Bahkan jika penyebab batuk Anda bukanlah kondisi pernapasan, spesialis pernapasan akan dapat memberi saran yang tepat, jadi kami percaya bahwa jika pasien belum mengetahui apa yang menyebabkan batuk, mereka harus diperiksa oleh spesialis pernapasan. Bedah toraks: Batuk dapat disebabkan oleh kondisi seperti tumor paru-paru dan Anda harus menemui dokter bedah toraks jika ditemukan lesi yang mencurigakan pada rontgen dada atau CT dada. Liu Huiguo, Departemen Pengobatan Pernapasan, Rumah Sakit Tongji Wuhan Otorhinolaryngology atau Lima Gas: Jika batuk disertai dengan ketidaknyamanan tenggorokan atau suara serak yang signifikan, atau jika Anda juga merasakan hidung tersumbat atau hidung meler, mungkin disebabkan oleh rinitis atau faringitis, dan kadang-kadang penyakit pita suara juga dapat menyebabkan batuk. Reaksi alergi: Alergi pada kulit dapat menyebabkan gatal-gatal dan alergi pada selaput lendir saluran pernafasan dapat menyebabkan batuk, terutama jika batuk disebabkan oleh renovasi rumah, perubahan lingkungan kerja atau paparan bau yang mengiritasi.
Adanya batuk alergi harus dipikirkan, dan unit reaksi alergi mungkin dapat membantu dalam pengobatan Anda. Penyakit kardiovaskular dapat menyebabkan batuk dalam banyak kasus, seperti insufisiensi jantung, serangan jantung akut dengan penyakit arteri koroner, atau pemberian oral obat penurun tekanan darah tertentu.
Kadang-kadang batuk bisa disertai gejala lain, seperti nyeri dada dan panik, tetapi kadang-kadang bisa juga hanya batuk biasa, terutama pada penggunaan pertama obat penurun tekanan darah jenis ACEI. Gastroenterologi: Gangguan gastrointestinal seperti refluks gastro-esofagus dapat menyebabkan batuk dan harus dipertimbangkan jika batuk kronis disertai dengan refluks asam, sendawa, distensi perut bagian atas atau batuk setelah makan, terutama makanan berlemak.
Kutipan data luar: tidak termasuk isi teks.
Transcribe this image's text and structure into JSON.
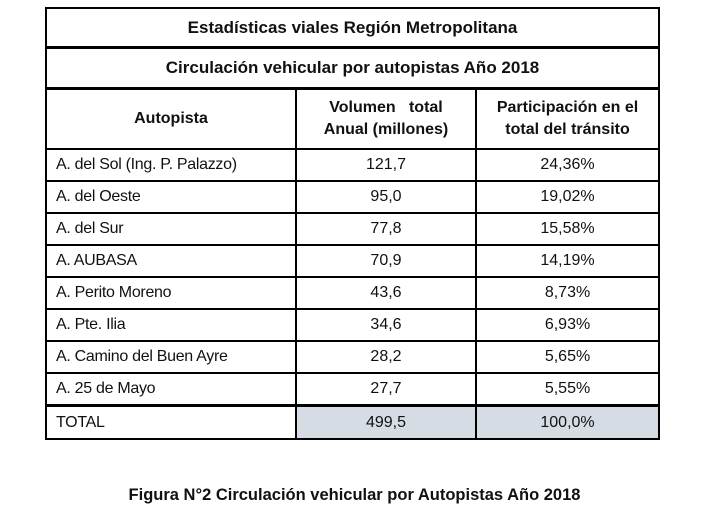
{
  "table": {
    "title": "Estadísticas viales Región Metropolitana",
    "subtitle": "Circulación vehicular por autopistas Año 2018",
    "headers": {
      "col1": "Autopista",
      "col2_line1": "Volumen   total",
      "col2_line2": "Anual (millones)",
      "col3_line1": "Participación en el",
      "col3_line2": "total del tránsito"
    },
    "rows": [
      {
        "name": "A. del Sol (Ing. P. Palazzo)",
        "volume": "121,7",
        "share": "24,36%"
      },
      {
        "name": "A. del Oeste",
        "volume": "95,0",
        "share": "19,02%"
      },
      {
        "name": "A. del Sur",
        "volume": "77,8",
        "share": "15,58%"
      },
      {
        "name": "A. AUBASA",
        "volume": "70,9",
        "share": "14,19%"
      },
      {
        "name": "A. Perito Moreno",
        "volume": "43,6",
        "share": "8,73%"
      },
      {
        "name": "A. Pte. Ilia",
        "volume": "34,6",
        "share": "6,93%"
      },
      {
        "name": "A. Camino del Buen Ayre",
        "volume": "28,2",
        "share": "5,65%"
      },
      {
        "name": "A. 25 de Mayo",
        "volume": "27,7",
        "share": "5,55%"
      }
    ],
    "total": {
      "name": "TOTAL",
      "volume": "499,5",
      "share": "100,0%"
    },
    "total_shade_color": "#d6dce4"
  },
  "caption": "Figura N°2 Circulación vehicular por Autopistas Año 2018"
}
Uji pH esofagus 24 jam mungkin berguna untuk diagnosis. Klinik psikologis: Jika batuk disertai dengan sesak dada atau desahan berulang, atau jika Anda merasa tertekan oleh pemeriksaan atau pekerjaan baru-baru ini, tetapi banyak tes tidak mengungkapkan kelainan apa pun, beberapa orang mungkin memiliki hubungan psikologis dan batuk dapat diredakan dengan gangguan, tetapi penting untuk dicatat bahwa batuk psikologis yang berulang dapat menyebabkan kemacetan di tenggorokan dan tingkat batuk organik. Neurologi: Sebagian orang yang menderita batuk mungkin mengalami sinkop saat batuk.
Dalam hal ini harus dilakukan perawatan khusus untuk mencegah jatuh selama sinkop. Anda tentu saja dapat menemui ahli saraf ketika Anda mengalami sinkop, tetapi ketika ahli saraf yakin bahwa sinkop Anda disebabkan oleh batuk, Anda juga harus menemui dokter pengobatan pernapasan.